Ghana’s cocoa farmers, who missed out on record-high global prices earlier this year because of a stronger cedi and modest farmgate hikes, now face fresh pressure as world cocoa futures slide below the country’s export benchmark.
New York cocoa futures fell to $6,970 a tonne on Monday, the lowest since November 2024 and below COCOBOD’s Free on Board (FOB) price of $7,200 a tonne. The drop raises concerns that Ghana, the world’s second-largest producer, could struggle to move beans at its official rate.
The slump marks a reversal after prices surged above $10,000 a tonne in April, driven by tight supply from West Africa. Farmers expected a windfall, but the sharp appreciation of the cedi cut the local value of earnings.
The government raised the farmgate price by only about 4%, leaving producers frustrated and prompting increased smuggling to neighbouring countries.

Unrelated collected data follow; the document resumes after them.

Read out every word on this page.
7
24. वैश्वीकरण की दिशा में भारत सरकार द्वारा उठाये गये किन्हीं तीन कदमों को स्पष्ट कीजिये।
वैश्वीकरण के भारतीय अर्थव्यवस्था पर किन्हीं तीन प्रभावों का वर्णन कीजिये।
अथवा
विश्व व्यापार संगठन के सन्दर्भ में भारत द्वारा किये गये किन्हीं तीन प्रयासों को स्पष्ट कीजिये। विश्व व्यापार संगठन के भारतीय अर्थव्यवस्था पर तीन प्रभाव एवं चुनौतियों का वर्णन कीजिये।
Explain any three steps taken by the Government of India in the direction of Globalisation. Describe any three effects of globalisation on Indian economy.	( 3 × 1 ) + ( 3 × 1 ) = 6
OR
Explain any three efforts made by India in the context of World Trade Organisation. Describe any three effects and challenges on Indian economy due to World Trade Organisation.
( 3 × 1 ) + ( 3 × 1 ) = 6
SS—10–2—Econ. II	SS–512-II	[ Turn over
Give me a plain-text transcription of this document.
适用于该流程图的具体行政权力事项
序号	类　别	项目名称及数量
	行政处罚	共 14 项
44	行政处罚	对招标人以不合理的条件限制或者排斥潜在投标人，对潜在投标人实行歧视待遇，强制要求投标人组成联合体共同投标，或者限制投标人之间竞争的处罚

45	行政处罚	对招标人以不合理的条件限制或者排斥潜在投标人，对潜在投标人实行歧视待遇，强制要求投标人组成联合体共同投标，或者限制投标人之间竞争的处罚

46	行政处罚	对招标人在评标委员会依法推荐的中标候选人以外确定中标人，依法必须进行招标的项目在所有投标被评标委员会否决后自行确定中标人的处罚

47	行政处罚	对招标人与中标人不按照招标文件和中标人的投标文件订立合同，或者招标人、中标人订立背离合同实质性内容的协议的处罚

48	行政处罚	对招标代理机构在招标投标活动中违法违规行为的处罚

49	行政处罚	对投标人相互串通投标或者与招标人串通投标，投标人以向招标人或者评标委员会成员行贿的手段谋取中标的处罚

With futures now undercutting Ghana’s benchmark, COCOBOD’s new financing model faces its first real test. The regulator introduced an advance-payment system this season, asking international buyers to pay up to 60% of contract value upfront instead of relying on annual syndicated loans.

If buyers resist the $7,200 FOB, forward contracts could slow, starving the system of liquidity and leaving COCOBOD exposed just as the 2025/26 crop season begins.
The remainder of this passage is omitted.